Já vi colegas levarem álbuns de
fotografias, patins, pesos para exercício, livros para estudo, material de
costura/crochê, roupas que com certeza não serão usadas, baralho, tubos enormes
de desodorante e xampu e até “brinquedinhos” eróticos. Recentemente voei com um
casal de comissários que carregavam o próprio lençol de cama, pois diziam que
já tinham tido problemas com lençóis contaminados. Atualmente muitos destes
itens foram agregados ao computador que virou mais uma tralha na mala, lógico
que acompanhado dos fios, extensões, adaptadores, memórias, etc.
Quando voava o Electra na Ponte Aérea, a
mala estava sempre leve pois carregava apenas um pulôver e uma pequena
nécessaire, já que não havia pernoites. Mais tarde, voando o Airbus A-300 isso
mudou. Passei a carregar algumas tralhas na mala. Com voos de cinco dias para
Fortaleza e Manaus, eu carregava meu walkman, umas três ou quatro fitas
cassetes e mais um par de autofalantes para ouvir música no quarto do hotel.

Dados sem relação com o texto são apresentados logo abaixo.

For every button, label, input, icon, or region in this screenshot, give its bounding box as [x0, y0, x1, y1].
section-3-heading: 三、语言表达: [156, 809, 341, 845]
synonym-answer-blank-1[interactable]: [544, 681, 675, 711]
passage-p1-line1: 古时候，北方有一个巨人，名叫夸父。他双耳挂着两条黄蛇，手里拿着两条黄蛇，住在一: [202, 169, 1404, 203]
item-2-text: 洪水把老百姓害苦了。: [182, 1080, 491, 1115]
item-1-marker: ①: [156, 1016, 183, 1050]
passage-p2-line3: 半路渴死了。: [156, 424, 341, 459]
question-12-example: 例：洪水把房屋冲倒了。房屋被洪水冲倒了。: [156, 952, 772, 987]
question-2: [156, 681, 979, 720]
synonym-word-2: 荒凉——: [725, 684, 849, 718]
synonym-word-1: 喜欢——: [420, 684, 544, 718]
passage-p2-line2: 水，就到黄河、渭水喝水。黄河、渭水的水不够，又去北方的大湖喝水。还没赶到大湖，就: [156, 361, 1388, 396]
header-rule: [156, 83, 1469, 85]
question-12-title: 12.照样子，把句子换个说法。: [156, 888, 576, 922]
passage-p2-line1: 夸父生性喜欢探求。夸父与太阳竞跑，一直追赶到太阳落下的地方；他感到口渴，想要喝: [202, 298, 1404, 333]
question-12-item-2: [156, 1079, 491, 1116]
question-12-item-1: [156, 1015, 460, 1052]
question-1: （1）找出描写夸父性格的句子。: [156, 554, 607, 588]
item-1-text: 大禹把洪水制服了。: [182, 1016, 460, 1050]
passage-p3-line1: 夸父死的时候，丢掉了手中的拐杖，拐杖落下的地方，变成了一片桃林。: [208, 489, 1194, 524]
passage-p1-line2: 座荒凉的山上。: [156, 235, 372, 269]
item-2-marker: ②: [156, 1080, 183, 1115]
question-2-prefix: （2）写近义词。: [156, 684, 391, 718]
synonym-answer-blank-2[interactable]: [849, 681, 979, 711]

Algumas vezes carregava raquetinhas de
frescobol, além dos óculos de natação. Na Varig havia uma certa rigidez quanto
a padronização das malas e carregar sacolas não era permitido. Mas voando o
Airbus onde a maioria dos comandantes eram oriundos da Cruzeiro do Sul, esta
rigidez não existia e eles carregavam , além da mala, uma sacola com o logo da
Cruzeiro que eles chamavam de “xepa”. Pois eu tratei de comprar uma sacola azul
com o logo da Varig e meus problemas acabaram; dava para carregar tudo e ainda
sobrava espaço para a castanha de caju, a garrafa d’agua, o jornal, as boas
compras da Zona Franca de Manaus e as “pilhas” geladas, que eram as latinhas de
cerveja que levávamos para o pernoite.
Certa vez,
num pernoite em Curitiba, combinei de sair à noite com o copiloto para
tomarmos uma cervejinha. No horário combinado eu liguei para ele, que
disse estar um pouco enrolado e para eu dar um pulo no quarto dele. Lá chegando
eu vi sobre a cama um tabuleiro de Gamão e achei incomum, o tipo de tralha que
eu ainda não tinha visto. O Assis me explicou que o jogo era da filha dele, que
ela estava insistindo para ele levar nos pernoites e aprender a jogar. Perguntou
se eu sabia jogar e diante de um oponente que dizia estar aprendendo, eu logo disse que sim, que era fera no gamão! - Pois então antes de sairmos vamos fazer um
joguinho, assim eu posso aprender melhor os movimentos do gamão. – propôs
ele.
O Assis disse que tínhamos que apostar
algo para dar mais emoção ao jogo, nem que fosse a rodada de chopp. Meu avô já
dizia: eu teimo mas não aposto! Mas um
chopp não haveria de fazer mal apostar. No primeiro jogo ele deu sorte nos
dados e ganhou. Na segunda eu tive azar e ele venceu novamente. No gamão o
valor das apostas podem ser dobrados e até quadruplicados, assim ao final da
segunda partida eu já estrava devendo algumas canecas para o Assis. Vamos mais
uma, desta vez a sorte vem para o meu lado! Não teve jeito,
fui derrotado mais uma vez. Foi quando o Assis não aguentou e revelou a farsa:
ele era fera no gamão, ranqueado com vários títulos e profundo conhecedor, não
apenas das técnicas do jogo, mas também da história e filosofia do gamão. Como
eu pude cair neste golpe? Perguntou ele. Ele jamais carregaria um tabuleiro
daquele tamanho se ele não soubesse jogar.
Ele contou que vários outros comandantes já
haviam caído no golpe do gamão. O Assis é um cara sensacional e minha dívida
foi fácil de ser equacionada pois troquei chopp por decolagens e pousos. Nos
dois dias seguintes de nossa programação, só ele pousou e decolou o 737.